Para o sucesso de um documentário, é necessário espaço para a controvérsia. No caso de uma acusação, espaço para a defesa. No caso de Leaving Neverland (Deixando Neverland, no Brasil) – os sentimentos são diversos. Afinal, são quatro horas de acusações muito sérias. Se é verdade que as vítimas devem ser ouvidas em qualquer caso, a presunção de inocência também deve ser considerada.
O diretor Dan Reed é muito claro e direto: não existe uma prova incontestável para dizer que Michael Jackson foi um pedófilo. A partir disso, o que ele usa para montar sua narrativa é o depoimento de Wade Robson e James Safechuck, que contam sobre abusos cometidos por Michael durante durante um longo período de tempo.
A estruturação – questionável – prega a fiabilidade do depoimento dos dois para colocar uma mancha no legado de Jackson. Algumas respostas são duras e tristes. Para ilustrar e dar um contexto sobre a relação dos dois, a equipe também entrevistou as famílias, que contam como deixaram Michael se aproximar dos jovens e como acabaram iludidas pela fama e pelo dinheiro.
As acusações não são novas. Os fãs de Jackson sabem das polêmicas anteriores e questionam o fato de que Wade, por exemplo, trocou a narrativa várias vezes nos últimos vinte anos – incluindo uma defesa de Michael sob juramento. A vontade de Reed condenar Jackson infelizmente acaba fechando sua perspectiva a ponto de sequer considerar o questionamento e a possibilidade de que os dois estejam mentindo ou alterando mais uma vez suas histórias. Não existe espaço para defesa da família de Jackson. No total, são 3 horas e quarenta minutos de ataques pesados e vinte minutos finais de reconhecimento da equipe de que o depoimento deles deve gerar muita controvérsia. A conclusão é forte: Michael foi um pedófilo e deve ser reconhecido como tal. Por conta disso, a produção toma um caminho parcial e não reconhece investigações da justiça estadunidense e do FBI, por exemplo – basicamente jogando na tela apenas itens contra Michael.

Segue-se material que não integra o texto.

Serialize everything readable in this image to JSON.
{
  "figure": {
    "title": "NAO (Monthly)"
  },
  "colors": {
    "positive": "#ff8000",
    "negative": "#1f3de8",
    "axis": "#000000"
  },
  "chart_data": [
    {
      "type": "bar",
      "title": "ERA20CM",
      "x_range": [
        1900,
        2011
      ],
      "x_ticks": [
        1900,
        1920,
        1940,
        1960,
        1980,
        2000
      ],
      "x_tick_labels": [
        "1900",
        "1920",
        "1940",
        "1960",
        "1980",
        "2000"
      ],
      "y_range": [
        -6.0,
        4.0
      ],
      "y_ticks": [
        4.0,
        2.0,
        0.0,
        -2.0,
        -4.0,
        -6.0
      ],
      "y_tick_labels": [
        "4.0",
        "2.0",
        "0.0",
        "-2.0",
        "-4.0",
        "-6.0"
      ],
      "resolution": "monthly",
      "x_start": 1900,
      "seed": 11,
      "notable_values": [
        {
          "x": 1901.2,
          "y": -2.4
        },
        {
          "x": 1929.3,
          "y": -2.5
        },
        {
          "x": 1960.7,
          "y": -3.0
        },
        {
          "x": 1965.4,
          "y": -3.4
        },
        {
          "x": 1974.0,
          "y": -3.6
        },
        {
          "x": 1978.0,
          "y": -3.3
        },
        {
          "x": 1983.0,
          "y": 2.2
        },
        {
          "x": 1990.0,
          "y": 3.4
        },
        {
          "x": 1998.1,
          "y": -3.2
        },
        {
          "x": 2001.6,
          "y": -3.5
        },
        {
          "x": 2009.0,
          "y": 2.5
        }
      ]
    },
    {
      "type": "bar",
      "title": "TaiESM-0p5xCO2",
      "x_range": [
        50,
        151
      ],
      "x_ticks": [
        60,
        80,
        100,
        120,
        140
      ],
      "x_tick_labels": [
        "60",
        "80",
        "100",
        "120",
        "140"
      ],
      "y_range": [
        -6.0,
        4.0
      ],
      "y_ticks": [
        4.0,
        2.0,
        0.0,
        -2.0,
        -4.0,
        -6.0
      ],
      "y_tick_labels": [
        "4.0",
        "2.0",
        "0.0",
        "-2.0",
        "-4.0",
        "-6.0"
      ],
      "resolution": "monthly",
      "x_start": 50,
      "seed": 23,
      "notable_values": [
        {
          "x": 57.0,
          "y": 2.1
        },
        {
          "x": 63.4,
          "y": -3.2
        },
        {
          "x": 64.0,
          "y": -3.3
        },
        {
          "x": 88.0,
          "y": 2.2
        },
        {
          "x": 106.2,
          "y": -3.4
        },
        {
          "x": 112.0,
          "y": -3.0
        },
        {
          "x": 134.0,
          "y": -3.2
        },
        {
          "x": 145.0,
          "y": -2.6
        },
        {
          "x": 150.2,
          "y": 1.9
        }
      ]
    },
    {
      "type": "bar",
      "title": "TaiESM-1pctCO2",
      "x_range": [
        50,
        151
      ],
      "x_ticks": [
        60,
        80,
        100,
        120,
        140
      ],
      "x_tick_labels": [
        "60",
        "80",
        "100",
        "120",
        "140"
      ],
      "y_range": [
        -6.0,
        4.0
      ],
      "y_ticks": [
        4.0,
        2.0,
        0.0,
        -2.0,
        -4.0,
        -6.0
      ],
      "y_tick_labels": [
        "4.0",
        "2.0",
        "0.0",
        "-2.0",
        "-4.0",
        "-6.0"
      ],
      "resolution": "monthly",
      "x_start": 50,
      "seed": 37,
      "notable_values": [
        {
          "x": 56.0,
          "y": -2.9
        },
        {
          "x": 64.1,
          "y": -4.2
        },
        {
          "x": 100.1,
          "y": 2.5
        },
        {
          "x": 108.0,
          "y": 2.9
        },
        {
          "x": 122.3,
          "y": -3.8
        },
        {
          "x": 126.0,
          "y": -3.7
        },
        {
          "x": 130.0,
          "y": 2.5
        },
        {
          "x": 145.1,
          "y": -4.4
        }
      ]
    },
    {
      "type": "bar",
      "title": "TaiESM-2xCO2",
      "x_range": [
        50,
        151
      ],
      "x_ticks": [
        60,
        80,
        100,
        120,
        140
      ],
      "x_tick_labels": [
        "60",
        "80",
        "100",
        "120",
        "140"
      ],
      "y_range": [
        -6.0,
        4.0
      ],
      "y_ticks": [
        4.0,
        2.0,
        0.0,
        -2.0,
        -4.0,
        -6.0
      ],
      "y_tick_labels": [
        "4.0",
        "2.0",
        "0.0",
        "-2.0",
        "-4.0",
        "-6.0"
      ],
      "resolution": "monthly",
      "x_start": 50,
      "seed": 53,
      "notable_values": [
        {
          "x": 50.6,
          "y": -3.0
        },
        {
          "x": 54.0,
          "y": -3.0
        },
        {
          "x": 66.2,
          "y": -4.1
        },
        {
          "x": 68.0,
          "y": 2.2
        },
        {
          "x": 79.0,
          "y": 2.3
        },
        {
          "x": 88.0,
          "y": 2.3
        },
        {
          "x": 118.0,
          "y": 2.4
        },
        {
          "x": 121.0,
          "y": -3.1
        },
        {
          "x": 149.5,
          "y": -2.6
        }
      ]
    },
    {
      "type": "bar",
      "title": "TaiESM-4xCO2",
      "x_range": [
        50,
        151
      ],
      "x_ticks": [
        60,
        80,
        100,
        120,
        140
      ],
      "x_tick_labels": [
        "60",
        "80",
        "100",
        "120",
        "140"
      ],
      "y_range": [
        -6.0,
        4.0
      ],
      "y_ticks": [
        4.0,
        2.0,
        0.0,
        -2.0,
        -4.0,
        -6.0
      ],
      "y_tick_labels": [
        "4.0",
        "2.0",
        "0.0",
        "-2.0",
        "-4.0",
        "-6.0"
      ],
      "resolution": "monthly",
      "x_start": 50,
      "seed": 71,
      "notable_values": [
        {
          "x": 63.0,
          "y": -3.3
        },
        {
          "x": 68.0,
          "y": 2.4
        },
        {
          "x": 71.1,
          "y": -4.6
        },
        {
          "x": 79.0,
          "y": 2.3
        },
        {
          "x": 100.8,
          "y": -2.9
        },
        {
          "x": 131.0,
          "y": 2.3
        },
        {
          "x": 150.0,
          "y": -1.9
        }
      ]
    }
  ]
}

Leaving Neverland chega ao Brasil também com a divisão em duas partes (a primeira no dia 16 de março e a segunda no dia seguinte, na HBO). Já é um dos documentários mais polêmicos dos últimos tempos e deve reacender uma enorme discussão nos Estados Unidos. Se pode ser relevante na questão que aborda, falha como documentário – no sentido mais amplo deste nobre gênero.